I was linked the Product Detection Guide which states that the calculation should be:
average GB = (Sum of consumed storage capacity in GB per-hourly collections) / (hours in a month)
Okay – should be easy. And given the problem was feature detection and not actual consumption I could validate the calculation against the Monthly Usage Report by summing that usage up across all licenses types. Numbers should be the same – just differently split across license levels (Standard, Advanced or Enterprise).
So I imported the data into Excel and made a Pivot table that summed all collections of usage in MB per cluster and divided that number by 1024 to get GB and then again by 744 which is the hours in the month. Easy. Well no. That gave me a difference of 56TB of usage or close to 10%
Something was wrong with the calculation or the numbers in the report. GSS was vague for a while and at one point stating that the difference was caused by the calculation happening on bytes and not MB which could not really account for that amount of difference.
Finally a got the details from GSS or rather from the backend team supporting GSS. The calculation in the Product Detection Guide is an oversimplification of the actual calculation – it works because usually each measurement interval is 1 hour. but one of our pods had intervals of both 2, 3 or even up to 6 hours. The tsv file shows this.
So what is VMware actually doing? Well, as licensing is based on features used and hourly collections it is possible to change your license level up and down by the hour so calculation of usage is actually done for each collection interval and not across the entire month.
What is actually done is that each collection interval by first calculating a coefficient that is based on how long the interval is by taking the field in the tsv called “interval (Hours)” and dividing that by the hours of the month times 1024 like:
coefficient = "Interval (hours)" / (hours of month * 1024)
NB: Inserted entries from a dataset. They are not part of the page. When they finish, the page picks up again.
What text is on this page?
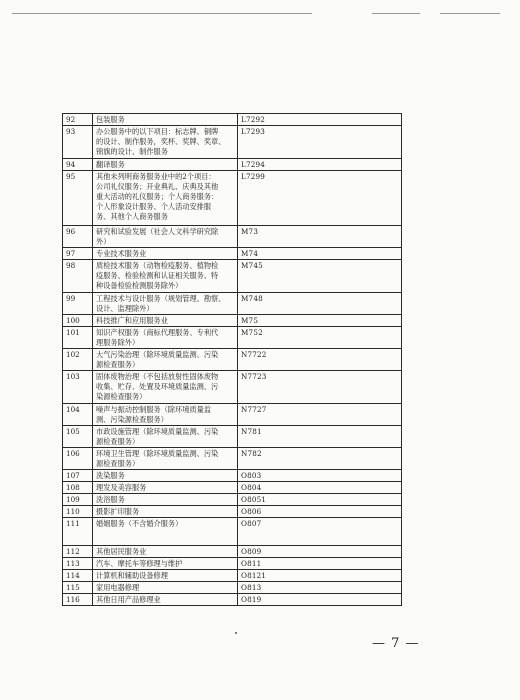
92	包装服务	L7292
93	办公服务中的以下项目：标志牌、铜牌
的设计、制作服务，奖杯、奖牌、奖章、
锦旗的设计、制作服务	L7293
94	翻译服务	L7294
95	其他未列明商务服务业中的2个项目：
公司礼仪服务；开业典礼、庆典及其他
重大活动的礼仪服务；个人商务服务：
个人形象设计服务、个人活动安排服
务、其他个人商务服务	L7299
96	研究和试验发展（社会人文科学研究除
外）	M73
97	专业技术服务业	M74
98	质检技术服务（动物检疫服务、植物检
疫服务、检验检测和认证相关服务、特
种设备检验检测服务除外）	M745
99	工程技术与设计服务（规划管理、勘察、
设计、监理除外）	M748
100	科技推广和应用服务业	M75
101	知识产权服务（商标代理服务、专利代
理服务除外）	M752
102	大气污染治理（除环境质量监测、污染
源检查服务）	N7722
103	固体废物治理（不包括放射性固体废物
收集、贮存、处置及环境质量监测、污
染源检查服务）	N7723
104	噪声与振动控制服务（除环境质量监
测、污染源检查服务）	N7727
105	市政设施管理（除环境质量监测、污染
源检查服务）	N781
106	环境卫生管理（除环境质量监测、污染
源检查服务）	N782
107	洗染服务	O803
108	理发及美容服务	O804
109	洗浴服务	O8051
110	摄影扩印服务	O806
111	婚姻服务（不含婚介服务）	O807
112	其他居民服务业	O809
113	汽车、摩托车等修理与维护	O811
114	计算机和辅助设备修理	O8121
115	家用电器修理	O813
116	其他日用产品修理业	O819
— 7 —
The 1024 is to convert the consumed storage from MB to GB and hours is of course not the same every month. Next the collected usage is measured against the vsanFInt field which defines which features are used – how to calculate that is detailed in the Product Detection Guide. This will place the usage in MB into either Enterprise, Advanced or Standard usage. The usage is then multiplied by the coefficient giving a GB usage per licens for the collection interval despite it’s length.
Finally you can just sum the usage after multiplying with the coefficient per license level to figure out how your usage is split for reporting.
Now that may be a mouthful to explain so I hope that if you need to do this you understand me otherwise please reach out and I’ll be happy to help. And all of this was simply a problem because of a bug in the vsanFInt UM was calculating.